I want to address the power first. My house was built about three months prior to me buying it and moving in. One of the downsides when I found it was that it DIDN'T have a garage. Since the house was built without a garage, the power panel was installed in one of the bedrooms, at the opposite side of the house. I made a deal with the builder to add on the garage before I purchased the house. Since the panel was already in place, there was no way to re-locate it to the garage and I was stuck with it how it was built. Fast forward five years and now I have a hot tub (spa) behind the garage on my back patio. Right now it's running on 110V, but I'm currently looking for an electrician that will run a 220V line from my panel to a sub-panel in the garage and then run 220V to the hot tub. At the same time, I want to put a 220V receptacle in the garage for a welder and I would like to have at least a couple more 110V circuits, since right now the whole garage is only on one single 15A circuit.

As for the plywood, I guess I just liked the natural look of the wood. I know I am going to add more light anyways, so I wasn't too concerned with the "brightness" of the wood panels. It's all personal preference and taste, I guess.


----------



## Gart (Jul 10, 2014)

Thanks Jason for the response.


----------



## jaykaypur (Oct 22, 2011)

Very nice shop and I got some ideas from my own shop by looking at yours. Keep on, keepin' on !


----------



## doitforfun (Dec 31, 2013)

I had my garage on a single 15A circuit until one night the breaker blew as I was using the table saw. Lights went out and that spinning blade in the dark scared the bejezuz out of me. The very next day I snaked another wire to the basement panel on a 20A breaker. I kept the lights on the original circuit. I'm thinking about rewiring my saw to 220V and adding another circuit for that. That's low on the priority list, but getting the lights off the tool circuit was extreme high priority.


----------



## KE4NYV (May 25, 2014)

Just a small update. We're in heavy rocket launch mode at work (including this weekend). So, I haven't had much time to work on my cabinets, but I did get my nail-gun/drill rack cabinet built and hung up last night. I tried out birch iron-on edging for the first time. I didn't want to waste too much of it on this project, so I only did the outer case edge. I spent $10 on a plastic yellow trimmer tool that Lowe's sells to trim the edging. It works, but still left a lip. I was able to sand it down flush.

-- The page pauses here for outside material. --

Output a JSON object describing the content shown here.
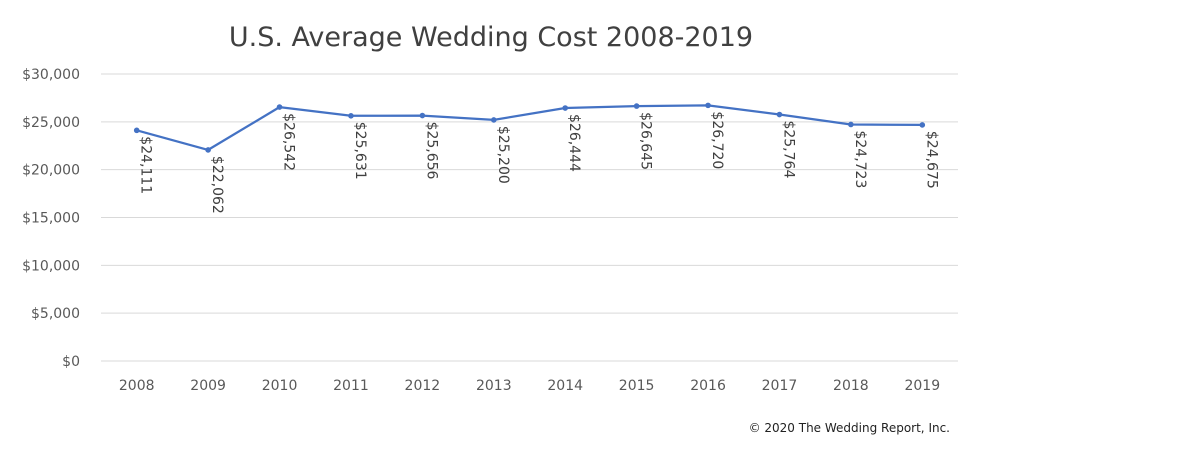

I decided to try a French Cleat system for the first time. So far I really like it and I think I am going to use it to install all of my upper cabinets. Since I didn't inset the cleat on the back of the cabinet, I had to add a strip at the bottom to make up the gap created by the cleat. Not a big deal, but something I'm sure some would overlook when taking this mounting approach. I'm thinking about making a small cabinet with a swinging door to go to the left side, to make the total width of the rack equal with the pegboard.










More to come this week/weekend after things slow down for me at work.

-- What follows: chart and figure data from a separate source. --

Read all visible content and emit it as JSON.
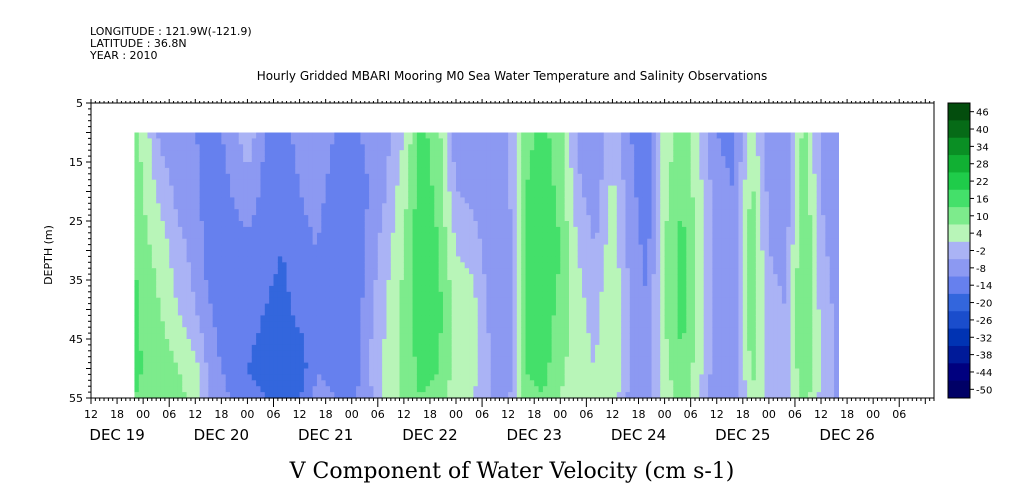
{
  "header": {
    "longitude": "LONGITUDE : 121.9W(-121.9)",
    "latitude": "LATITUDE : 36.8N",
    "year": "YEAR : 2010",
    "title": "Hourly Gridded MBARI Mooring M0 Sea Water Temperature and Salinity Observations"
  },
  "chart_data": {
    "type": "heatmap",
    "title": "Hourly Gridded MBARI Mooring M0 Sea Water Temperature and Salinity Observations",
    "xlabel": "V Component of Water Velocity (cm s-1)",
    "ylabel": "DEPTH (m)",
    "y_inverted": true,
    "ylim": [
      5,
      55
    ],
    "y_ticks": [
      5,
      15,
      25,
      35,
      45,
      55
    ],
    "data_depth_range": [
      10,
      55
    ],
    "x_range_hours": [
      0,
      194
    ],
    "x_hour_tick_labels": [
      "12",
      "18",
      "00",
      "06",
      "12",
      "18",
      "00",
      "06",
      "12",
      "18",
      "00",
      "06",
      "12",
      "18",
      "00",
      "06",
      "12",
      "18",
      "00",
      "06",
      "12",
      "18",
      "00",
      "06",
      "12",
      "18",
      "00",
      "06",
      "12",
      "18",
      "00",
      "06"
    ],
    "x_day_labels": [
      "DEC 19",
      "DEC 20",
      "DEC 21",
      "DEC 22",
      "DEC 23",
      "DEC 24",
      "DEC 25",
      "DEC 26"
    ],
    "data_start": "DEC 19 16:00",
    "data_end": "DEC 26 10:00",
    "colorbar": {
      "levels": [
        -50,
        -44,
        -38,
        -32,
        -26,
        -20,
        -14,
        -8,
        -2,
        4,
        10,
        16,
        22,
        28,
        34,
        40,
        46
      ],
      "tick_labels": [
        "46",
        "40",
        "34",
        "28",
        "22",
        "16",
        "10",
        "4",
        "-2",
        "-8",
        "-14",
        "-20",
        "-26",
        "-32",
        "-38",
        "-44",
        "-50"
      ],
      "colors": [
        "#000066",
        "#00007f",
        "#001a99",
        "#0033b3",
        "#1a4dcc",
        "#3366dd",
        "#6680ee",
        "#8c99f2",
        "#aab3f5",
        "#b8f5b8",
        "#7deb8c",
        "#44e06a",
        "#1fcc4a",
        "#11b033",
        "#0a8f24",
        "#066b17",
        "#034d0d"
      ]
    },
    "profile": {
      "hours": [
        0,
        4,
        8,
        12,
        16,
        20,
        24,
        28,
        32,
        36,
        40,
        44,
        48,
        52,
        56,
        60,
        64,
        68,
        72,
        76,
        80,
        84,
        88,
        92,
        96,
        100,
        104,
        108,
        112,
        116,
        120,
        124,
        128,
        132,
        136,
        140,
        144,
        148,
        152,
        156,
        160,
        164,
        168,
        172,
        176,
        180,
        184,
        188,
        192
      ],
      "depths": [
        10,
        20,
        30,
        40,
        50,
        55
      ],
      "values": [
        [
          0,
          0,
          0,
          0,
          0,
          0
        ],
        [
          10,
          12,
          14,
          14,
          12,
          12
        ],
        [
          16,
          18,
          20,
          22,
          20,
          18
        ],
        [
          8,
          10,
          12,
          14,
          16,
          14
        ],
        [
          -4,
          2,
          8,
          10,
          14,
          12
        ],
        [
          -6,
          -4,
          0,
          4,
          10,
          12
        ],
        [
          -8,
          -6,
          -4,
          -2,
          6,
          8
        ],
        [
          -10,
          -12,
          -14,
          -8,
          -6,
          -4
        ],
        [
          -6,
          -8,
          -12,
          -12,
          -10,
          -8
        ],
        [
          2,
          -4,
          -10,
          -12,
          -14,
          -12
        ],
        [
          -8,
          -10,
          -12,
          -14,
          -16,
          -14
        ],
        [
          -10,
          -12,
          -14,
          -16,
          -20,
          -18
        ],
        [
          -6,
          -8,
          -10,
          -12,
          -18,
          -14
        ],
        [
          -4,
          -6,
          -8,
          -10,
          -8,
          -6
        ],
        [
          -8,
          -10,
          -12,
          -12,
          -10,
          -8
        ],
        [
          -10,
          -12,
          -14,
          -14,
          -12,
          -10
        ],
        [
          -6,
          -8,
          -6,
          -4,
          -2,
          -4
        ],
        [
          -4,
          -2,
          2,
          4,
          6,
          6
        ],
        [
          4,
          8,
          10,
          12,
          12,
          12
        ],
        [
          18,
          20,
          22,
          20,
          18,
          16
        ],
        [
          12,
          14,
          16,
          18,
          16,
          14
        ],
        [
          -6,
          -2,
          4,
          8,
          8,
          6
        ],
        [
          -8,
          -4,
          2,
          6,
          6,
          4
        ],
        [
          -6,
          -8,
          -6,
          -4,
          -2,
          -2
        ],
        [
          -2,
          -4,
          -6,
          -8,
          -6,
          -4
        ],
        [
          14,
          16,
          18,
          18,
          16,
          14
        ],
        [
          18,
          20,
          22,
          20,
          18,
          16
        ],
        [
          12,
          14,
          16,
          14,
          12,
          10
        ],
        [
          -4,
          0,
          4,
          6,
          6,
          4
        ],
        [
          -8,
          -6,
          -2,
          2,
          4,
          4
        ],
        [
          2,
          6,
          8,
          10,
          10,
          8
        ],
        [
          -8,
          -6,
          -4,
          -2,
          -2,
          -4
        ],
        [
          -10,
          -12,
          -10,
          -8,
          -6,
          -6
        ],
        [
          6,
          8,
          10,
          10,
          8,
          6
        ],
        [
          14,
          16,
          18,
          18,
          16,
          14
        ],
        [
          4,
          6,
          8,
          8,
          6,
          4
        ],
        [
          -8,
          -6,
          -4,
          -4,
          -6,
          -8
        ],
        [
          -10,
          -8,
          -6,
          -6,
          -8,
          -8
        ],
        [
          8,
          12,
          14,
          14,
          12,
          10
        ],
        [
          -6,
          -4,
          -2,
          0,
          2,
          2
        ],
        [
          -8,
          -6,
          -4,
          -2,
          0,
          0
        ],
        [
          12,
          16,
          18,
          18,
          16,
          14
        ],
        [
          -4,
          -2,
          0,
          2,
          4,
          2
        ],
        [
          -6,
          -8,
          -6,
          -4,
          -4,
          -4
        ],
        [
          16,
          18,
          20,
          22,
          20,
          18
        ],
        [
          10,
          12,
          14,
          14,
          10,
          8
        ],
        [
          -4,
          -2,
          0,
          -2,
          -4,
          -4
        ],
        [
          -8,
          -10,
          -10,
          -8,
          -6,
          -4
        ],
        [
          -8,
          -10,
          -10,
          -8,
          -6,
          -4
        ]
      ]
    }
  }
}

Just a note, if you live on the US East Coast, look towards the Virginia east coast around 12:15pm tomorrow (7/13/14 Sunday) and look for our Antares rocket launching to the International Space Station. This is a re-supply mission and the biggest rocket that we launch, so it's visible from several states away. As far north as New York (maybe further north on a clear day or night) and as far south as Florida.


----------



## KE4NYV (May 25, 2014)

Here is my CAD drawing for the nail-gun/drill cabinet. All dimensions in inches.


----------



## KE4NYV (May 25, 2014)

Just an update on what I have completed in the last few weeks.

I built up a table saw organizing cabinet:




























I built up my first of many floor cabinets to go under the new wall-mounted work bench:



















Finally, I built a small cabinet with a plexi-glass windowed door for some of my CNC machine tooling:




























Now I need to get more 3/4" plywood to build the rest. Man that stuff is expensive!


----------



## paxorion (Oct 19, 2012)

Looking good. Just a thought, it may make more sense to document your shop progress as a blog in lieu of a forum post.


----------



## BillWhite (Jul 23, 2007)

Lighting, power, fire protection????
Can't have too much of any of those.
Bill


----------



## KE4NYV (May 25, 2014)

Lighting is coming last. I need to wait to see where everything is going to end up before I install any new lights. Also, I am going to add cabinets on the wall, above the new workbench, so I want to make sure the lights are mounted where the cabinets don't cast shadows on the workbench.


----------